I struggle to understand the love of our Heavenly Father because I have not always been given love. I’m more of a friend to depression and loneliness than I am to hope. But, throughout the years of walking with Jesus, I realized that He’s never left. It was I who would walk away with shame or in anger. Yet, He received me with open arms each time. It took a lot of people I love leaving me to realize that the pain I felt is how He feels, too. 

Jesus understands the human experience because He became one of us. 

He was betrayed by those closest to Him. He was an outcast everywhere He went. In the end, Jesus was killed by the very people He came to save, and yet He raised His head to the heavens and pleaded with God on our behalf: 
“Father, forgive them, for they do not know what they do.” Luke 23:34
Do you know anyone that would willingly die for you, even after you betray Him?
Because I do, and His name is Jesus Christ. I rest well in knowing that He takes care of me, and I hope this is something that you also know, or come to know.
If you have ever felt forgotten, unseen, or like you’re carrying more than you were meant to bear, I hope you will come to know the same Jesus who kept meeting me in my pain. 

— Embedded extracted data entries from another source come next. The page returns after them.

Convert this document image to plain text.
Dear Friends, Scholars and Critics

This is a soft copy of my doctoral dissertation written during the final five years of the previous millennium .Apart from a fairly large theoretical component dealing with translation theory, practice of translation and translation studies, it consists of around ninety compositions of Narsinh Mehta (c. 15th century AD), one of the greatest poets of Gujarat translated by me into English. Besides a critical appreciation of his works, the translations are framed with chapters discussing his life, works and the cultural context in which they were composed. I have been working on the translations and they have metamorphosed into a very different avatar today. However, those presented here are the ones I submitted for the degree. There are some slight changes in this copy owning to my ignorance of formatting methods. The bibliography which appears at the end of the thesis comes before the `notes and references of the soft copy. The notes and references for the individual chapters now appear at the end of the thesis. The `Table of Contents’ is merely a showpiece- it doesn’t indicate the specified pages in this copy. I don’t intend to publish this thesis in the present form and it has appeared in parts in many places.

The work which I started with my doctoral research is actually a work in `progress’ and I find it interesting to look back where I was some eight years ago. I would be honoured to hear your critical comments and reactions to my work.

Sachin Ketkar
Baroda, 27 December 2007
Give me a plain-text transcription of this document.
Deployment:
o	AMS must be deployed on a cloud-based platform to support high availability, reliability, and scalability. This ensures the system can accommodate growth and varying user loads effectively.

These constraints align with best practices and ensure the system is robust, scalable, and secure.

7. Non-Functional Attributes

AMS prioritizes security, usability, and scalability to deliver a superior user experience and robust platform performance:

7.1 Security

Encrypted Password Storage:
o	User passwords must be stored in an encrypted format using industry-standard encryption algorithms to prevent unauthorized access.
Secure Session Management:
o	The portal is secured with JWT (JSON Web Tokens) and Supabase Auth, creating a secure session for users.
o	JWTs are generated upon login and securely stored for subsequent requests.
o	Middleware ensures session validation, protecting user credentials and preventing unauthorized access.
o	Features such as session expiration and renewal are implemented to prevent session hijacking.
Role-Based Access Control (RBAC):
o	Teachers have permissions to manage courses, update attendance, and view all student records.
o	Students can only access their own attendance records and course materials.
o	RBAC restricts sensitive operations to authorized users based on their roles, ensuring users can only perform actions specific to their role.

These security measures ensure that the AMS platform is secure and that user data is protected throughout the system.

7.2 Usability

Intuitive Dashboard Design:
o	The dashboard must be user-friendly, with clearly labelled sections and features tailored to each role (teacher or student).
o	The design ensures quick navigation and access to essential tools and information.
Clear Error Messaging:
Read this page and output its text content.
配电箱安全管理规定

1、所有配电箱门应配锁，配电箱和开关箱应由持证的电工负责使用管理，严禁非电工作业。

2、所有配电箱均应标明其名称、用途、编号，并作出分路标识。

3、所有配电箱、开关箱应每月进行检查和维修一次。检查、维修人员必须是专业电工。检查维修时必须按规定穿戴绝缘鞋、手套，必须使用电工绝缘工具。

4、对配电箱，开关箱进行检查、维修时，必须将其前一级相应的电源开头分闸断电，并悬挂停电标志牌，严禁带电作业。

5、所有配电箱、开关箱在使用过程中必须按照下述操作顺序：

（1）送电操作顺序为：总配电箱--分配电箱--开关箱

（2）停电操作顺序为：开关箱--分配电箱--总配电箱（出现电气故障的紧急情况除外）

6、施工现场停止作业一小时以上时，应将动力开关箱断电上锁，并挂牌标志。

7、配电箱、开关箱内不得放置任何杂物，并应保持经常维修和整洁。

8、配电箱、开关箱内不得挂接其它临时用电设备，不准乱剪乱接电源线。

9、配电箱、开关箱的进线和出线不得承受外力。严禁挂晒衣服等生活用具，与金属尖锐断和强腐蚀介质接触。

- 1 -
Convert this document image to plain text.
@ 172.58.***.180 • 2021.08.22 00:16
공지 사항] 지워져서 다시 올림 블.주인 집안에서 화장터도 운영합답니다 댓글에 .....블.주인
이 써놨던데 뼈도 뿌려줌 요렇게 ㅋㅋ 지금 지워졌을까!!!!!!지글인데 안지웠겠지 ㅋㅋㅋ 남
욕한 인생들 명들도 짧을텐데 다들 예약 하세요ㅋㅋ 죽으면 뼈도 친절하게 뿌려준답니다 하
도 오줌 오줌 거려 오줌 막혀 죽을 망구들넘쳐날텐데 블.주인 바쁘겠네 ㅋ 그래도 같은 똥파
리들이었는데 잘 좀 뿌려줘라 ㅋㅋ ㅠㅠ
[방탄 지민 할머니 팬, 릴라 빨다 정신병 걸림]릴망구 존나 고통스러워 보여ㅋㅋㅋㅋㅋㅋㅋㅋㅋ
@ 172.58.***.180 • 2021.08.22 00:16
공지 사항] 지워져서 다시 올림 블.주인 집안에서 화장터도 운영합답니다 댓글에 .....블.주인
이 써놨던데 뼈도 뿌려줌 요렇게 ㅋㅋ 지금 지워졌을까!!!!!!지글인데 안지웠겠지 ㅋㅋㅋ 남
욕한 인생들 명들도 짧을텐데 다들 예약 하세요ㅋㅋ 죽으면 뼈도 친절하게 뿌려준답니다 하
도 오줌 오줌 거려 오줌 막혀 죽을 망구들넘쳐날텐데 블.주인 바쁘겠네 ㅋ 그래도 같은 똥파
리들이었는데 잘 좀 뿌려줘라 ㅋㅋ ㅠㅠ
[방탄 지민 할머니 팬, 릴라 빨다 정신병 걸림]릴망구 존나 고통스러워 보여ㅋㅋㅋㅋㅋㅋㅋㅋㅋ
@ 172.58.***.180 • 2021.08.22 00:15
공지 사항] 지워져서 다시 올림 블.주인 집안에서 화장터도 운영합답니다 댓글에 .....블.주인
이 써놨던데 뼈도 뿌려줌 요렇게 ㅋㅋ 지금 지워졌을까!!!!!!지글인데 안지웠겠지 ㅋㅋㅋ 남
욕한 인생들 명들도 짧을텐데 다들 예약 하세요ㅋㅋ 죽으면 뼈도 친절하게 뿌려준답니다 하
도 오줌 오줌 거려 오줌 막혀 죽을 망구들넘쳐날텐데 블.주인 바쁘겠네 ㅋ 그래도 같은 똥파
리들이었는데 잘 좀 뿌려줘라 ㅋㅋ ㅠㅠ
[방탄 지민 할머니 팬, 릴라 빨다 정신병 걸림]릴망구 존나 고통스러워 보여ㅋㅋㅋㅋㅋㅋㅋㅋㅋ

He hasn’t given up on me and I don’t believe He’s given up on you either. 
I mean, you’re reading this, aren’t you?

“For I know the thoughts I think toward you, says the Lord, thoughts of peace and not of evil, to give you a future and a hope. Then you will call upon Me and pray to Me, and I will listen to you. And you will seek Me and find Me, when you search  for me with all your heart.” Jeremiah 29:11-13.